Ultracold polyatomic molecules have a complex internal structure, which opens up fascinating new possibilities in cold chemistry, precision measurements, and quantum information processing. However, their tremendous complexity in comparison to diatomic molecules makes it difficult to use traditional cooling techniques such as direct laser cooling and evaporative cooling.

Researchers in MPQ’s “NaK Lab” (sodium potassium lab), directed by Dr. Xin-Yu Luo, Dr. Timon Hilker, and Prof. Immanuel Bloch, have made a succession of pioneering and Nature-published discoveries in recent years, which were critical to finally overcoming this problem.

First, in 2021, experts in this lab developed a revolutionary chilling technique for polar molecules utilizing a high-power rotating microwave field, setting a new low-temperature record of 21 billionths of a degree above absolute zero at minus 273.15 degrees Celsius.

The First Tetratomic Supermolecules Were Realized at Nanokelvin Temperatures

A year later, the researchers were able to create the circumstances required to observe the binding signal between these molecules in scattering tests for the first time. This gave the first indirect evidence that these novel constructions, which had been expected theoretically for a long time, exist.

Now there is concrete evidence, as the researchers were able to generate and stabilize these supermolecules during their experiment. Imaging of these “supermolecules” revealed their p-wave symmetry, a distinguishing property required for the production of topological quantum materials and potentially relevant for fault-tolerant quantum computation.

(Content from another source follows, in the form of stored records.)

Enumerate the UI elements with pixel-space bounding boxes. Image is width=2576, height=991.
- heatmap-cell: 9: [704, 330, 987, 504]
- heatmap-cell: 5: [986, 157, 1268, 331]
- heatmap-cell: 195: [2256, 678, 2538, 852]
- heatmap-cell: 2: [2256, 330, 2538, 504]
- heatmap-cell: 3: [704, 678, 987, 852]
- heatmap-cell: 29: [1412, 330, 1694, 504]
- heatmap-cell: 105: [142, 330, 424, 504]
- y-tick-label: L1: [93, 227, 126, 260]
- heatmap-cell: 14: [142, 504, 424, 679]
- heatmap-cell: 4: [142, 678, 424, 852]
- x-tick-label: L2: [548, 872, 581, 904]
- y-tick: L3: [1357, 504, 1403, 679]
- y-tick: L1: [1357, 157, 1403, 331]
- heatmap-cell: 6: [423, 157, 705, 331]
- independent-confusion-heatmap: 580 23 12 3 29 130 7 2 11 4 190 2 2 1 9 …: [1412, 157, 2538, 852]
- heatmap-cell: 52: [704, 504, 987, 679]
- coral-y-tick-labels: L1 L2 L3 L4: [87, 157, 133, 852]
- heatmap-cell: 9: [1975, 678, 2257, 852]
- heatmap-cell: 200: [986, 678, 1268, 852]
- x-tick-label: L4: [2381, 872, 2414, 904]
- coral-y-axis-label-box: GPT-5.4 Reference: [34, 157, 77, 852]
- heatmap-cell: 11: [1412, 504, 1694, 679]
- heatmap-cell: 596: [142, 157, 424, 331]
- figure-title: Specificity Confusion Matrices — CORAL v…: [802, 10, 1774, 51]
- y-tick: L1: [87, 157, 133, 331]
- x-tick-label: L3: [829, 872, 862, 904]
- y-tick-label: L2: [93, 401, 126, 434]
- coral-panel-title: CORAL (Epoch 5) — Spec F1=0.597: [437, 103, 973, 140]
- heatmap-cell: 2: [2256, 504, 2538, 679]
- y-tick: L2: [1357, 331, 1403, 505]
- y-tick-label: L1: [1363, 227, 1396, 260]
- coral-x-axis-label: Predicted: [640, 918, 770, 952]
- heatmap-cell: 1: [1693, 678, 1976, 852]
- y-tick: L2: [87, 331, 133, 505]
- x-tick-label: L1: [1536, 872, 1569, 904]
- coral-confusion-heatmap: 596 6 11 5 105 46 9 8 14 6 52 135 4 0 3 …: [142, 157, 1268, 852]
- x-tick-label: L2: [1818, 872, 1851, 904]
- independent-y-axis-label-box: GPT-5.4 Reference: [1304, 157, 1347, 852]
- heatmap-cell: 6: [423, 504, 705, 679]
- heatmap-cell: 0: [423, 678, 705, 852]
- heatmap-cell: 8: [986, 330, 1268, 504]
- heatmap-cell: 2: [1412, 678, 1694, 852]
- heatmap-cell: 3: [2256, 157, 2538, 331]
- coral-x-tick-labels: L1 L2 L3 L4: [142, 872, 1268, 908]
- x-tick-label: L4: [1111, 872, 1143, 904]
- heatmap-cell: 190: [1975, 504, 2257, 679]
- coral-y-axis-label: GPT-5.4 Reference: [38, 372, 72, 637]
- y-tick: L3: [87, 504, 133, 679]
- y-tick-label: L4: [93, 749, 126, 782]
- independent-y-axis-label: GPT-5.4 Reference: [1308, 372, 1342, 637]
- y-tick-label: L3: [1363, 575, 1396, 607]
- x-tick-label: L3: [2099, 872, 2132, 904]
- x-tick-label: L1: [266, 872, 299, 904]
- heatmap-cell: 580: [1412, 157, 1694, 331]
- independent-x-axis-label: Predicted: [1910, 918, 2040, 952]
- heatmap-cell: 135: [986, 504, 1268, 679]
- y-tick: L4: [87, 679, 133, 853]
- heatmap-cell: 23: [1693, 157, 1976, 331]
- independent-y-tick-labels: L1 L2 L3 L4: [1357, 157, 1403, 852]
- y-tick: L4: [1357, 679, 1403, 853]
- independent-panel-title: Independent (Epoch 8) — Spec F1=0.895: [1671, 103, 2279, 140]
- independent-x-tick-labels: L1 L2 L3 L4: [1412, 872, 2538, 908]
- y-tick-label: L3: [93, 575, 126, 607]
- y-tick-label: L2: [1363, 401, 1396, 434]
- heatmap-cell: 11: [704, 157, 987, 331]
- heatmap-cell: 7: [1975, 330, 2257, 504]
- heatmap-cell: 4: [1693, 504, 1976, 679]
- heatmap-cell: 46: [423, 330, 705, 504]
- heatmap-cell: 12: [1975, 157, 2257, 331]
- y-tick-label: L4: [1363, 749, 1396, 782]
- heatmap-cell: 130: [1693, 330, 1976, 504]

“This research will have immediate and far-reaching implications,” says Xing-Yan Chen, Ph.D. candidate and the paper’s first author. “Because the approach applies to a wide range of molecular species, it allows for a far broader exploration of ultracold polyatomic molecules. In the future, it may be possible to produce much larger and longer-living molecules, which would be particularly useful for precision metrology or quantum chemistry.

“We arrived at these findings thanks also to our close collaboration with Prof. Tao Shi and his team from the CAS,” adds Dr. Luo, the experiment’s primary investigator. “Our next goal is to cool these bosonic ‘ supermolecules’ to generate a Bose-Einstein condensate (BEC), in which the molecules move collectively. This hypothesis has significant implications for our basic understanding of quantum physics. What’s more astonishing is that by merely tweaking a microwave field, a BEC of supermolecules can convert into a novel quantum fluid of fermionic molecules while retaining the unique p-wave symmetry.”